In fairness to Roffy and Gilpin, I did not offer my own opinion, that my partners, convinced I had deliberately betrayed them, had fled in panic. Unable to raise the extra $150,000 they had taken their own money and abandoned the project. I am not one to lay the blame for my own misfortunes on others. I had let them believe I was wealthy. They had acted in good faith. If they had wanted revenge on me they could have revealed what they knew of my past. Thus I remained convinced of their basic integrity. Some of us are stronger than others. Whereas, in their shoes, I might have stood my ground and explained my predicament, they had lost their nerve. My main regret, of course, was that another far-sighted, bold and commercially viable project had been shelved. Boss Crump’s political machine had turned against anything to do with my plans. He made that clear. My association with Major Sinclair could have contributed to this, I now realise. Because of his misguided stand against the Ku Klux Klan, Crump never really succeeded in pushing Memphis to her full potential. This opposition, reflected in the prejudices expressed in the Catholic-dominated
Commercial Appeal,
was the single reason he never reached the high office for which his excellent judgment and character were suited. Perhaps he saw the Klan as a rival. An alliance would have given him national, rather than merely local, influence.

 

For a while I was also puzzled by the disappearance of Jimmy Rembrandt. I wondered if perhaps he feared my anger, believing he had let me, as well as Roffy and Gilpin, down in some way. Possibly he was still embarrassed over the $500 he owed me. Nervous of Roffy’s anger, he might also have decided not to risk involvement if by chance I was murdered. Presumably he had returned to New York.

 

My moral and practical problems were not eased by having to hear my friend Major Sinclair’s honest opinion that Roffy and Gilpin were ‘a pair of scallawags’ who had used me for their own ends. I could not see what they had gained from their association. There was no point now in explaining my own part in their predicament, but I assured him only the most terrible circumstances could have forced the two men to abandon me. I pointed out I had lost no cash in the affair. I was not responsible for the Aviation Company’s debts, nor my partners’ personal debts. In my wildest flights of speculation I wondered if alien interests, scheming the ruin of our great venture, had not kidnapped them or otherwise disposed of them.

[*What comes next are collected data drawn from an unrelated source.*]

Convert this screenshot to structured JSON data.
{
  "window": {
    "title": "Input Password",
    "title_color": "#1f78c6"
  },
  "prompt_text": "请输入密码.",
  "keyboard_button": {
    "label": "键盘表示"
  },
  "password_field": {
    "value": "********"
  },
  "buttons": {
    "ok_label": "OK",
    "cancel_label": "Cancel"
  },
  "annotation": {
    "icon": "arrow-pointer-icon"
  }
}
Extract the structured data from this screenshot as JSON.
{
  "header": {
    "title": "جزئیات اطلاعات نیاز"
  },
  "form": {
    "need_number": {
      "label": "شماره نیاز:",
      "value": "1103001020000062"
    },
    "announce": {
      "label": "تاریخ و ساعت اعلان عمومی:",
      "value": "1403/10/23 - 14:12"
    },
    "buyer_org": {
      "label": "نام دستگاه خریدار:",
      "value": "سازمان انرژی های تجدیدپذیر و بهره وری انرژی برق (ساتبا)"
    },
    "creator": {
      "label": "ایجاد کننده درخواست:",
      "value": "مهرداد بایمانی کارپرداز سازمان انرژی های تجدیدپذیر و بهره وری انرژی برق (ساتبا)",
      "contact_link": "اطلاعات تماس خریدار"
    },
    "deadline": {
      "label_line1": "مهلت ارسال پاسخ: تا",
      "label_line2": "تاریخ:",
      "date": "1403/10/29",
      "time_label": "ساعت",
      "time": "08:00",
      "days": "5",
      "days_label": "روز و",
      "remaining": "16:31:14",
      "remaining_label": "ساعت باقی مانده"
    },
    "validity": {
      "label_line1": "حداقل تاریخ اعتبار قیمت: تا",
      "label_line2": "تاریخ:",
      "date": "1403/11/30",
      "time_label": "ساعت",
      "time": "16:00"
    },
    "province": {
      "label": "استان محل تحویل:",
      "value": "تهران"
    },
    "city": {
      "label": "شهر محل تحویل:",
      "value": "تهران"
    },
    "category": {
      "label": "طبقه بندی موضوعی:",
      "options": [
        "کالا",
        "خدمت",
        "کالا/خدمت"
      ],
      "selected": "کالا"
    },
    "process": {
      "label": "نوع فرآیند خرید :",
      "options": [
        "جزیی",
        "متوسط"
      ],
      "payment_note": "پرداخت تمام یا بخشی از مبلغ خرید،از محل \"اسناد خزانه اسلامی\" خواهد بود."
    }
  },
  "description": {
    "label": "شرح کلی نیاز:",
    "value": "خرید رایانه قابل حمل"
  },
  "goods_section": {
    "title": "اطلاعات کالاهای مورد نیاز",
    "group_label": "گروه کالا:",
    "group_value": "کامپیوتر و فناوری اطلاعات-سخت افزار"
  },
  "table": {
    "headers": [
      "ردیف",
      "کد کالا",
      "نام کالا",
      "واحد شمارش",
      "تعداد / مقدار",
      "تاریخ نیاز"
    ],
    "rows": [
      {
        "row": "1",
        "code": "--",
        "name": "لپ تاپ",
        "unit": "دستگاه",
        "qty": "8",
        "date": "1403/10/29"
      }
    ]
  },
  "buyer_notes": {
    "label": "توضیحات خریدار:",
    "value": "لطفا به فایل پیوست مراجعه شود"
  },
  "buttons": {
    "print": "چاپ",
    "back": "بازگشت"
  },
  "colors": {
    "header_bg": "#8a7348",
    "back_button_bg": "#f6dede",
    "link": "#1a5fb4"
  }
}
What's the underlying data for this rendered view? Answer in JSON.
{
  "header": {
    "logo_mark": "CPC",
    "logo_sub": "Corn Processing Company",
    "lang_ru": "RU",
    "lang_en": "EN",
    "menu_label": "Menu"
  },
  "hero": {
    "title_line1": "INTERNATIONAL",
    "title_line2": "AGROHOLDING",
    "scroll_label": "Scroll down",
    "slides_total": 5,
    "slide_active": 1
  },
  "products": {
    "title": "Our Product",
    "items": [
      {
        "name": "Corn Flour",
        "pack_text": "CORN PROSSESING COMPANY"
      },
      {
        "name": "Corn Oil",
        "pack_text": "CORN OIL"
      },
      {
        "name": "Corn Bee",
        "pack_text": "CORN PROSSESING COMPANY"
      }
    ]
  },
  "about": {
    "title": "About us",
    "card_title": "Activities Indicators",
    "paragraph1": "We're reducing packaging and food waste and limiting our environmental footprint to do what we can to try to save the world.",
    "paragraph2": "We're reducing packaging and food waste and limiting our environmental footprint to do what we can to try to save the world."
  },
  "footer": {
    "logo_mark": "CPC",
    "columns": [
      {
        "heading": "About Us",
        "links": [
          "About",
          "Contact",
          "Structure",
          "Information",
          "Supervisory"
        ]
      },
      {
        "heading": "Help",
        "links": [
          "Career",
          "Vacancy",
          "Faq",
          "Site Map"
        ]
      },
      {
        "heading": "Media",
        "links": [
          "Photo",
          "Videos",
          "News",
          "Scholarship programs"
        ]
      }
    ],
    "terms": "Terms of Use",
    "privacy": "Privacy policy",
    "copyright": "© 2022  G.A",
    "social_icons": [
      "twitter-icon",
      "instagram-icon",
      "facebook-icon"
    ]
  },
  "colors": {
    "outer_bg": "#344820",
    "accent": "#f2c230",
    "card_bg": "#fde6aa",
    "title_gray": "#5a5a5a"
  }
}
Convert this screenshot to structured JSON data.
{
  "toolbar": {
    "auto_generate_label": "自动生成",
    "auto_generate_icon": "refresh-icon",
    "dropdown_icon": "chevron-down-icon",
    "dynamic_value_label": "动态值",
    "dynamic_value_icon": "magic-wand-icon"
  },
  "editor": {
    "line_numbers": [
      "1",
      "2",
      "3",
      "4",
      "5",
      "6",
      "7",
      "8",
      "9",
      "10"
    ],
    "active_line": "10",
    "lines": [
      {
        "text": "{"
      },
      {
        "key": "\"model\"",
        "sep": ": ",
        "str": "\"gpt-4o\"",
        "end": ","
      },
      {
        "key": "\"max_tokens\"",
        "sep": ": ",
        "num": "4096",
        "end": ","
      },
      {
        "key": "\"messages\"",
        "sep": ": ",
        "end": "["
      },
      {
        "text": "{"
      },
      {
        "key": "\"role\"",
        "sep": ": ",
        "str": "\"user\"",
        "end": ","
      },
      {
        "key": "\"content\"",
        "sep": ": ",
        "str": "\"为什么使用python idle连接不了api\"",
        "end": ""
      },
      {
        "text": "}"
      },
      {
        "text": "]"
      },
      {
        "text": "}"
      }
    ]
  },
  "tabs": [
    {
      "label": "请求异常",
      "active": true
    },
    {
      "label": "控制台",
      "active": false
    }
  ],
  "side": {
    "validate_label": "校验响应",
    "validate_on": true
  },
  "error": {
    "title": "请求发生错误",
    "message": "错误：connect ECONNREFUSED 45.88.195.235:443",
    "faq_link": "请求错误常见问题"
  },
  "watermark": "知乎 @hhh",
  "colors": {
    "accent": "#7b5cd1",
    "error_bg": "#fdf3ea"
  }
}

It has long been obvious to me that all major airship disasters of the 20s and 30s were the result of Zionist sabotage. Alternatively, my partners could easily have fallen into the clutches of Jewish or Italian moneylenders. Loan sharks were known to deal savagely with defaulting debtors unable to pay their exorbitant interest. That would also explain why Roffy and Gilpin seemed so desperately frightened towards the end, when I could not produce the money. I explained this theory to the police officers who called on me. They promised to explore the matter thoroughly. But they were Crump men through and through. Their conviction was that I and the city had been victims of ‘a pair of high-class con-artists’.